Gunnedah RSL Sub-branch has a change of presidents | Video

NEW LEADERSHIP: Gunnedah RSL sub-branch's retired president Peter Clarke and new president Peter Kannengiesser at Gunnedah's cenotaph ahead of Anzac Day.

NEW LEADERSHIP: Gunnedah RSL sub-branch's retired president Peter Clarke and new president Peter Kannengiesser at Gunnedah's cenotaph ahead of Anzac Day.

Gunnedah RSL Sub-branch’s Peter Kannengiesser will experience his first Anzac Day at the helm, following the retirement of long-term president Peter Clarke.

Mr Clarke retired on March 19 after 11 years of leading the sub-branch. The role of president is not an entirely new experience for Mr Kannengiesser who usually filled in for Mr Clarke when he was unavailable.

The pair met when Mr Kannengiesser joined the sub-branch around 2004, and became “great friends”.

Mr Clarke said he had seen many changes but the highlights were the sub-branch’s involvement in commemorative events such as Anzac Day and Remembrance Day.

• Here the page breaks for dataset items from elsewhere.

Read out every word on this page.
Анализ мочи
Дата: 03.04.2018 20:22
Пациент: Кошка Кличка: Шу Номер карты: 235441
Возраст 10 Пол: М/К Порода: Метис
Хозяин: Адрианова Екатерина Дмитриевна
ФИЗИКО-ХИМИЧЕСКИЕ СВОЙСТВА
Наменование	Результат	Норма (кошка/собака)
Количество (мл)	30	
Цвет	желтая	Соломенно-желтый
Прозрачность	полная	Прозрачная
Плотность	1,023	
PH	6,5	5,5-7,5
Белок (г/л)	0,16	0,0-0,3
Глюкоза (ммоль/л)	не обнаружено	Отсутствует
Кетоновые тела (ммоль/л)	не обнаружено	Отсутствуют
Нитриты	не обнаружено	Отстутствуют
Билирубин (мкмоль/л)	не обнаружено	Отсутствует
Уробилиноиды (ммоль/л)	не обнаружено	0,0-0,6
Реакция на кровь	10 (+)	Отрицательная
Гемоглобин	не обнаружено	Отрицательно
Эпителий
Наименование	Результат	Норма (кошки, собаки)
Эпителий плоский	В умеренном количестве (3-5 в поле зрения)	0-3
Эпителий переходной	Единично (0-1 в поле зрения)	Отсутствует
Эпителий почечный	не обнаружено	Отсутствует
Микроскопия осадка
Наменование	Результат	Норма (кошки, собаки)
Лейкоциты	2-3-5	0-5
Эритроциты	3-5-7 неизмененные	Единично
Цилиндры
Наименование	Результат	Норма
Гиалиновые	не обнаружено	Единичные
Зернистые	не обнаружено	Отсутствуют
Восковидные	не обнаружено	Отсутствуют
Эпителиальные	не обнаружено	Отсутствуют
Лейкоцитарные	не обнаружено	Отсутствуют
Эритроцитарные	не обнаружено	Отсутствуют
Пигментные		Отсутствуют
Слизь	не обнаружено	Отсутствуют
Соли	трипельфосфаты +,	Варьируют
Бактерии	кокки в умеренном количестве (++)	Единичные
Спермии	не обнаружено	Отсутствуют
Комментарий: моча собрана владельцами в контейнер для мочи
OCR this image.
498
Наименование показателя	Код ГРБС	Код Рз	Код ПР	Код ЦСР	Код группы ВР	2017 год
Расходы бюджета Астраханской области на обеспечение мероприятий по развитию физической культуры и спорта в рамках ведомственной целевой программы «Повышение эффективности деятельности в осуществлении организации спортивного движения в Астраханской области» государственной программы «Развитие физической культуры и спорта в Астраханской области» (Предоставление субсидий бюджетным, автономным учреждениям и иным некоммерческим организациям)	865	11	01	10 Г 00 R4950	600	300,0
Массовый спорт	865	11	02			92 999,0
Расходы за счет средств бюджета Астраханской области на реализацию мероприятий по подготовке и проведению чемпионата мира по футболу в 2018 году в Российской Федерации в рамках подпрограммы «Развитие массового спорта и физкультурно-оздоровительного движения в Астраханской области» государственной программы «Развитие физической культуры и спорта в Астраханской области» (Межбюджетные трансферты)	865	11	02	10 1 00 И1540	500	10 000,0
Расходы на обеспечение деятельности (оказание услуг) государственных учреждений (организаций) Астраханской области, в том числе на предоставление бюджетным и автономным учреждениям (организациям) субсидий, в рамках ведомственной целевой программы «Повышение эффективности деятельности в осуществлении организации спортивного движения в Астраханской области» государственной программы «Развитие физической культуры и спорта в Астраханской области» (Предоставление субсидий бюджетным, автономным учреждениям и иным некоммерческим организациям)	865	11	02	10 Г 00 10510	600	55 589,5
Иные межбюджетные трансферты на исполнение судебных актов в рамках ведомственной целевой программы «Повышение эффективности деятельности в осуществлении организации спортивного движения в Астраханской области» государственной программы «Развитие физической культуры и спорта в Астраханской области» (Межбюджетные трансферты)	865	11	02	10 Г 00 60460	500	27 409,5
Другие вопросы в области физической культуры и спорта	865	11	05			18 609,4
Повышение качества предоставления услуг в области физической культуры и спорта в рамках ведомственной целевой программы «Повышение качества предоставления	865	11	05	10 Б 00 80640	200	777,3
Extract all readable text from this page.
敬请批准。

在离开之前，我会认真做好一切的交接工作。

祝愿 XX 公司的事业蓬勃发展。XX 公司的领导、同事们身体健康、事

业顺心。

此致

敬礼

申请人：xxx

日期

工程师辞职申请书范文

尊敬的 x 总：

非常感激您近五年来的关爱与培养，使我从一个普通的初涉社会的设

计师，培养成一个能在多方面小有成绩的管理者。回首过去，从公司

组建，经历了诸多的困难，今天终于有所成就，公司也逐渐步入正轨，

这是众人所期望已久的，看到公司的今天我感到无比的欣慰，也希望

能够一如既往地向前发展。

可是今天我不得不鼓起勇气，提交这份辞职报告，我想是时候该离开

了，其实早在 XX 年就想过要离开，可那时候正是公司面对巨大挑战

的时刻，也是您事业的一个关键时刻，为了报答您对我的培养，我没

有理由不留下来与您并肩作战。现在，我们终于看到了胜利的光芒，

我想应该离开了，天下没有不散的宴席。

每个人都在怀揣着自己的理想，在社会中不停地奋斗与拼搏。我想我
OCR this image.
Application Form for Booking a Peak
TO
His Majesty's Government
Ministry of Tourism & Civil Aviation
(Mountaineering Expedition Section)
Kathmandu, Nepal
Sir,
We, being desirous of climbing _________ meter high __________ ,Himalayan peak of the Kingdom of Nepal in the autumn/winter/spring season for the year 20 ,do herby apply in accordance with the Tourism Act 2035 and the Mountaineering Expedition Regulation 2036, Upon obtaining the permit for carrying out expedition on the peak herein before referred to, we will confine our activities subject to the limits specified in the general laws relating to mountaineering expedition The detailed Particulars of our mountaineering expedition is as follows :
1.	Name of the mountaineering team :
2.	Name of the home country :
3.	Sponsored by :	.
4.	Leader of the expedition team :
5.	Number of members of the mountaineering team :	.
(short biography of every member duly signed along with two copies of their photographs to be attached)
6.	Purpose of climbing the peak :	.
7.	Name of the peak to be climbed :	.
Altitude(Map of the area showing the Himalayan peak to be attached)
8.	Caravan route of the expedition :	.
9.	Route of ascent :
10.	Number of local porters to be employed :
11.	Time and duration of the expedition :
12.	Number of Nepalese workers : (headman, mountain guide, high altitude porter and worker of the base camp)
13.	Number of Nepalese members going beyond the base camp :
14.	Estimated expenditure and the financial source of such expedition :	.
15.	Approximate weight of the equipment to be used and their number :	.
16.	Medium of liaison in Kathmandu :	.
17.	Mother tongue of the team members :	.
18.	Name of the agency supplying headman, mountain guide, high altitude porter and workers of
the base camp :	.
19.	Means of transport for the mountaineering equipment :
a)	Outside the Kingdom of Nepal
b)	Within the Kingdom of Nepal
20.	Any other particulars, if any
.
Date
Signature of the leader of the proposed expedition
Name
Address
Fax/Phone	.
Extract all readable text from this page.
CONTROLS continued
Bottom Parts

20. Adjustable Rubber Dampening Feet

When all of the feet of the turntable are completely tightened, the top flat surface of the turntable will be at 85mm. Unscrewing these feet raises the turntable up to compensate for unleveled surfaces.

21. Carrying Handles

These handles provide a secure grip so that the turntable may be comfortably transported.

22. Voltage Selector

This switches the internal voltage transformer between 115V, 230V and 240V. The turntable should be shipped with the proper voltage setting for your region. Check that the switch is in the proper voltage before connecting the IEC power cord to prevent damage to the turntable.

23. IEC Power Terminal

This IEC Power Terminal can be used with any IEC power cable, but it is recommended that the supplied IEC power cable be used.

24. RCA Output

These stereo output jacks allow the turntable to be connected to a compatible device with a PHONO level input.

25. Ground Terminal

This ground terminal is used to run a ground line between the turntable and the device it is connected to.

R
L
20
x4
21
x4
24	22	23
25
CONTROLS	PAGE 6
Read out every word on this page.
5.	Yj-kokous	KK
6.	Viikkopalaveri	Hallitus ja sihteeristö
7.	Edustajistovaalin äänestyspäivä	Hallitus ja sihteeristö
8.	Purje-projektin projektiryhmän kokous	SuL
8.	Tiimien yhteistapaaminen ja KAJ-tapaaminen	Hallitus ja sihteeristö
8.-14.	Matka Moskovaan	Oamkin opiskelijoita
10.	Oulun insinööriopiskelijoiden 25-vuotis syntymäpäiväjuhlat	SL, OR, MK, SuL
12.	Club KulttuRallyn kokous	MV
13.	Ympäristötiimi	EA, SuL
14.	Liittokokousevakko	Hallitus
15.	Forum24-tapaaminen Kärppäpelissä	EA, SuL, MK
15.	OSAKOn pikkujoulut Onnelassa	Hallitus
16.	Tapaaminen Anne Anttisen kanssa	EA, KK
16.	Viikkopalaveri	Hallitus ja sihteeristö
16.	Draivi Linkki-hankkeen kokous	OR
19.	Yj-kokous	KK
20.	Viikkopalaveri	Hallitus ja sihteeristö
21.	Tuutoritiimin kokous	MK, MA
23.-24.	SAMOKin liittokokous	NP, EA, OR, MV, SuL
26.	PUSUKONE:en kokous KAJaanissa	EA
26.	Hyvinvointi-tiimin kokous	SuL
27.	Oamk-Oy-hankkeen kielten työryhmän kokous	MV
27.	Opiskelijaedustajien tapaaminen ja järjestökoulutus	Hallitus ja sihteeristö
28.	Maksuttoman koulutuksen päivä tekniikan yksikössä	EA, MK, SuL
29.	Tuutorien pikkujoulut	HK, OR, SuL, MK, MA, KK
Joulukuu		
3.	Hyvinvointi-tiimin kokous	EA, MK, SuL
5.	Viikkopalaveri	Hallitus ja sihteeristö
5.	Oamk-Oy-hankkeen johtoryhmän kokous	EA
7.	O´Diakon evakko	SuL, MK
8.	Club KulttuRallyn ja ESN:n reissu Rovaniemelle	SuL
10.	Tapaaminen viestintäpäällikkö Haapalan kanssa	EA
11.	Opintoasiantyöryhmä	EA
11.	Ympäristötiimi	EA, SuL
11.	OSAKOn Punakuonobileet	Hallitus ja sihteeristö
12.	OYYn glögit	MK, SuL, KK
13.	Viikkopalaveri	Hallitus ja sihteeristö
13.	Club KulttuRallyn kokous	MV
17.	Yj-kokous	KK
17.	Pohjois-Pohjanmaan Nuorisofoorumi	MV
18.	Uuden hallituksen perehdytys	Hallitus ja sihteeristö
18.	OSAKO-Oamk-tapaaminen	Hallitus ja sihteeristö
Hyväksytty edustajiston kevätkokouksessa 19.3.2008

“It’s a part of the ethos of the RSL to support the returned and current service men and women and keep alive the memory of the sacrifice that's been made on our behalf,” Mr Clarke said.

Gunnedah RSL sub-branch's retired president Peter Clarke and new president Peter Kannengiesser.

Mr Kannengiesser said Anzac Day in particular had become more prominent in the nation’s psyche through social media and multimedia, and the number of Australians travelling to the sites of conflict and commemoration such as Gallipoli.

“It’s a page in the history of Australia and I think what they bring back is really bringing it to the fore,” he said.

Mr Clarke and Mr Kannengiesser said it was the sub-branch’s role to look after Gunnedah shire’s memorials and those who had served.

“The sub-branch is here. We are here for the people who are entitled to be looked after,” Mr Kannegiesser said.

Mr Clarke said the number of members in the sub-branch had dropped significantly and they would like to see numbers flourish again.

“There are a lot of ex-service men and women who are not part of the sub-branch who are entitled to be part of the sub-branch and those are the ones we need to encourage to join or re-join,” Mr Kannegiesser said.

“I think anyone who wore a uniform should be allowed to join.”

Mr Clarke said he was glad Mr Kannengiesser was now leading in his place.

“He’s been a tower of strength to me,” Mr Clarke said.

“I feel that the sub-branch is left in good hands.”